It’s a freaking _power_ button …

Last year I installed a home theater computer thingy with the AsRock 330HT platform. I installed linux and xbmc on it, made the xbmc user log in automatically, it all went smooth, looked nice, was easily usable for other, non-linux people and I thought …

nice, finally you can set something up that everybody can use and not complain about it being complicated “because it’s linux”

We’re no power users on that. We’re totally fine with being able to browse through files with the remote control, not having to have a keyboard around for that makes us happy. Nothing fancy …

So, this thing was nice … until … after an upgrade a couple weeks ago, the system just wouldn’t shutdown any more but go to standby mode instead after pressing the power button. This sort of blows since we power off the power strip while we’re not using the device in order to save some power (why the heck can’t TVs be turned off these days).

At first I didn’t bother looking into it and lazily moved to grabbing the wireless keyboard from behind the TV and doing a manual shutdown instead. But this was a step I couldn’t tell the rest of my family to do if they wanted to shut the thing down. Due to that, I estimate the device has been powered on for about a week (in total) without being in use at all because people could not shut it down and I was not around to do that. While this does show they learned that you do not just unplug a running computer, which is good, it still unnecessarily consumes power.

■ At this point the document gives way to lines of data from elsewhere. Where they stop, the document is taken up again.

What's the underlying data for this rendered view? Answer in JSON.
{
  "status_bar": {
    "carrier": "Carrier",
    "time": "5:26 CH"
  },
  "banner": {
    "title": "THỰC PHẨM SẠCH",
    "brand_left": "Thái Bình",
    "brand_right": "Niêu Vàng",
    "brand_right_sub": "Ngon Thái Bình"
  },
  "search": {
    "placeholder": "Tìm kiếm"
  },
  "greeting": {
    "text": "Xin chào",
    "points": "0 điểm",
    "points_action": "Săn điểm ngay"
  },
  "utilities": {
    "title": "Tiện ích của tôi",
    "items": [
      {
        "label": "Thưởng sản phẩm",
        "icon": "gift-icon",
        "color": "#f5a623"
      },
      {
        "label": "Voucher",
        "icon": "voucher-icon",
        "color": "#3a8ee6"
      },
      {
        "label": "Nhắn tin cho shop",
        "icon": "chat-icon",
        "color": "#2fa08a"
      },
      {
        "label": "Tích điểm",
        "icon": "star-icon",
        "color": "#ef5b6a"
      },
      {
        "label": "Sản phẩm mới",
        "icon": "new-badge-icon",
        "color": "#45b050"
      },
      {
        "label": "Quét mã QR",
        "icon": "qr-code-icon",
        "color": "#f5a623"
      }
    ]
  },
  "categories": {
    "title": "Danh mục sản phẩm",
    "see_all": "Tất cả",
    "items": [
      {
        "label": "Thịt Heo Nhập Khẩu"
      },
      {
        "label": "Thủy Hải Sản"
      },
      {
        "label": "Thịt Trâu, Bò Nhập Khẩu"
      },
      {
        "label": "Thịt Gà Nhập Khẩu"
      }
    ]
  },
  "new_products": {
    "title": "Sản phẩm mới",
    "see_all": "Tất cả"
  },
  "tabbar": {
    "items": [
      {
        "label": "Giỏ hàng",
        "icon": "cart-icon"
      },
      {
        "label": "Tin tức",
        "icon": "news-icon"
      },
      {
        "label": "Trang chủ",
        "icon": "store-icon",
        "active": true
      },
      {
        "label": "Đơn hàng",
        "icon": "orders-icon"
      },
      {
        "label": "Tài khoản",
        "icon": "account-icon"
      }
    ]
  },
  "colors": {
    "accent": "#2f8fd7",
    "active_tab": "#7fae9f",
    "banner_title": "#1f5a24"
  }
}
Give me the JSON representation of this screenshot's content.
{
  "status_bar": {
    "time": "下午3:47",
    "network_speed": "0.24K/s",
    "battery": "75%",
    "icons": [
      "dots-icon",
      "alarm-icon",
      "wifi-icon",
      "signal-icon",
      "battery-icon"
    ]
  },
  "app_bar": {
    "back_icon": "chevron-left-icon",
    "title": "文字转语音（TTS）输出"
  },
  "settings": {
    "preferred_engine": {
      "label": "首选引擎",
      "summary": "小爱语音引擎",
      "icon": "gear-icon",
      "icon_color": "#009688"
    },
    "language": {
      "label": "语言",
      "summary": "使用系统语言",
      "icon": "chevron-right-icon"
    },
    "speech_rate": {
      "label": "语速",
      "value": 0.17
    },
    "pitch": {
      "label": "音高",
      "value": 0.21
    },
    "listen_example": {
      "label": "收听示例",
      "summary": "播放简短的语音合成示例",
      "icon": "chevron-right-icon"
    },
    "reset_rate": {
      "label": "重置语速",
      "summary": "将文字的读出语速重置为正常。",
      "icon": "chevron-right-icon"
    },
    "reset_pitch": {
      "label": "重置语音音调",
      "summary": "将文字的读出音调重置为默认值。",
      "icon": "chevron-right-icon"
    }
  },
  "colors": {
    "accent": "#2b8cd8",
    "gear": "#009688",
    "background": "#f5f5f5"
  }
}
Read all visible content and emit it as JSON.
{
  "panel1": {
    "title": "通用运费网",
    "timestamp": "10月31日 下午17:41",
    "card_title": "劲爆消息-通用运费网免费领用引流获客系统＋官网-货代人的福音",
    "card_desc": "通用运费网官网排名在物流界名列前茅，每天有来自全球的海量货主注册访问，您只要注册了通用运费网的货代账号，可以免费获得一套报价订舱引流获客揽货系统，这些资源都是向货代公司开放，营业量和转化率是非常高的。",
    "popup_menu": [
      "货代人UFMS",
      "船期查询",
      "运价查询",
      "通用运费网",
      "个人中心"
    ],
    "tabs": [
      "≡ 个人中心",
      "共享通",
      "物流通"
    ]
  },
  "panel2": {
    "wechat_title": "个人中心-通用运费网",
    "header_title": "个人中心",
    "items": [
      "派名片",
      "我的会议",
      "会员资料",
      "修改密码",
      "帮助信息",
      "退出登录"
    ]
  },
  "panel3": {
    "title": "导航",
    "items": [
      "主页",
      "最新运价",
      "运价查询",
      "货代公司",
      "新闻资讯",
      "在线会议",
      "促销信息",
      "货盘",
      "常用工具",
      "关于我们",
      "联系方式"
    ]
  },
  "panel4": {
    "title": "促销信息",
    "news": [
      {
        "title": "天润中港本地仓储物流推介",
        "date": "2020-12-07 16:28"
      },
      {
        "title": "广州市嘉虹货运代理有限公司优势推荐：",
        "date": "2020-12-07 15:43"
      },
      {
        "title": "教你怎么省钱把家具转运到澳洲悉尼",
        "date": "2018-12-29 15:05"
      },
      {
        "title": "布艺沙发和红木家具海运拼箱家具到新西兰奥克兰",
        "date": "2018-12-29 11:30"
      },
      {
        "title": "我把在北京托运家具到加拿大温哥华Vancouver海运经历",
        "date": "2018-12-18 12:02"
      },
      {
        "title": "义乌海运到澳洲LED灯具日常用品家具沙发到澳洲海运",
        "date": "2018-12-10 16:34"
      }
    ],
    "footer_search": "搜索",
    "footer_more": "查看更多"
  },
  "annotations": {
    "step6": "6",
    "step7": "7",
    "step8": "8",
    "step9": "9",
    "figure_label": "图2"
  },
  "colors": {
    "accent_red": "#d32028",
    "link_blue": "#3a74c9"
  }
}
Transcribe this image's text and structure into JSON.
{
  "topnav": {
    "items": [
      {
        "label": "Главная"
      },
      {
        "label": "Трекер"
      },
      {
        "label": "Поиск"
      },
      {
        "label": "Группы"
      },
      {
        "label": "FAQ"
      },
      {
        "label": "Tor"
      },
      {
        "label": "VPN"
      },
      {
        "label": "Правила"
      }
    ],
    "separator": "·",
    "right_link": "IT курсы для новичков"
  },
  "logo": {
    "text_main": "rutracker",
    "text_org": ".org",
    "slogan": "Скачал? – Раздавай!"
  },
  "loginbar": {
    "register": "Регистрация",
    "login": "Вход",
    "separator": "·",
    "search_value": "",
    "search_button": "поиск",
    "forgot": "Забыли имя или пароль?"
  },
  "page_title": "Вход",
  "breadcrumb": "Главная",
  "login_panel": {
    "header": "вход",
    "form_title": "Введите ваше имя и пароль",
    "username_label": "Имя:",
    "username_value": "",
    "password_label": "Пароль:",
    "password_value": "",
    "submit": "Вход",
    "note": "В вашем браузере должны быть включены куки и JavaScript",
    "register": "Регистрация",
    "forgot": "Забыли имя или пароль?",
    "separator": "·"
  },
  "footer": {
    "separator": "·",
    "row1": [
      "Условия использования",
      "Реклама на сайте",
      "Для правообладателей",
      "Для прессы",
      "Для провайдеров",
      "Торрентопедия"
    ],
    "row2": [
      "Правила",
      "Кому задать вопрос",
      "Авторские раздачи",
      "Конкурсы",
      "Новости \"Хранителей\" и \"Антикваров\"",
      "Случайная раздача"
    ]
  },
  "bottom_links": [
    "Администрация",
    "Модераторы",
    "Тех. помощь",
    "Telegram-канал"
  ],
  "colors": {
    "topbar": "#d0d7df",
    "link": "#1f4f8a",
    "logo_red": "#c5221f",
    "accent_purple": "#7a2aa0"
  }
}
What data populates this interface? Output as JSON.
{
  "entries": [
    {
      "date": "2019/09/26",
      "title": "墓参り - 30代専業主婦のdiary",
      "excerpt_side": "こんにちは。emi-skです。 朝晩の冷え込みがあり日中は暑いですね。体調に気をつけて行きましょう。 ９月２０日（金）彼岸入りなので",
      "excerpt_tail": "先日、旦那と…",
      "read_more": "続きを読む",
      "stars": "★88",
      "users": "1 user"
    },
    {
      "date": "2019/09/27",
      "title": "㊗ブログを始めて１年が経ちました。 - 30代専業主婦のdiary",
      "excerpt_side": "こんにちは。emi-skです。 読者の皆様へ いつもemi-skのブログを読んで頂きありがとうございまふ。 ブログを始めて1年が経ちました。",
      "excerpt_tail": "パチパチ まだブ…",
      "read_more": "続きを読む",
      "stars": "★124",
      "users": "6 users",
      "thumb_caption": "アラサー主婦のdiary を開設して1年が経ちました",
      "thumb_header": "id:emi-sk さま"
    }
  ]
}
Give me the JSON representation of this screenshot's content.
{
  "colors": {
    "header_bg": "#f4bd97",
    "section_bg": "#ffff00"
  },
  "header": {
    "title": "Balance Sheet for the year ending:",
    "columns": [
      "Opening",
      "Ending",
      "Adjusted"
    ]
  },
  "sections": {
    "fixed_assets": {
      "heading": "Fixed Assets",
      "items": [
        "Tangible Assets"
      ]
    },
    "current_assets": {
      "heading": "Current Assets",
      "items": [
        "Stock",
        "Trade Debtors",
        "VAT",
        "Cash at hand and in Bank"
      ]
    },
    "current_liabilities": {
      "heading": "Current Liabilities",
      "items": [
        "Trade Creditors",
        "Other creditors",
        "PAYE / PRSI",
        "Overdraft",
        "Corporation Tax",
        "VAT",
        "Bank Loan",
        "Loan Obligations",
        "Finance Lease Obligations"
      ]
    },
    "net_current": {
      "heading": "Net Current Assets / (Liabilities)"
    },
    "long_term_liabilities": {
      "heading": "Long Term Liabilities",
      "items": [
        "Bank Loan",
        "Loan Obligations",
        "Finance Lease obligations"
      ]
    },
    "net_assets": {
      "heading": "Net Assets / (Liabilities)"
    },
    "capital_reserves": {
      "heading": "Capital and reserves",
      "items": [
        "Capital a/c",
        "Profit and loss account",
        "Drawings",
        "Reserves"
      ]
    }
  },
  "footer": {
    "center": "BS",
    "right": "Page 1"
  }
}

So yesterday, I finally found time to look into that and found that the xbmc people switched from shutting the machine down to putting the machine to sleep if you press the power button (on the device or remote). Since I fail to find the commit that changed this (looking through git log and searching for shutdown, shut, sleep and hibernate did not bring it up), I can’t find the reason for this step but I figure the reason was to make xbmc be online faster after pressing the button.

For me, this did not work at all and resulted in more runtime and unnecessary power consumption. Am I too old fashioned (already?) to think that a “power” button should power a device off?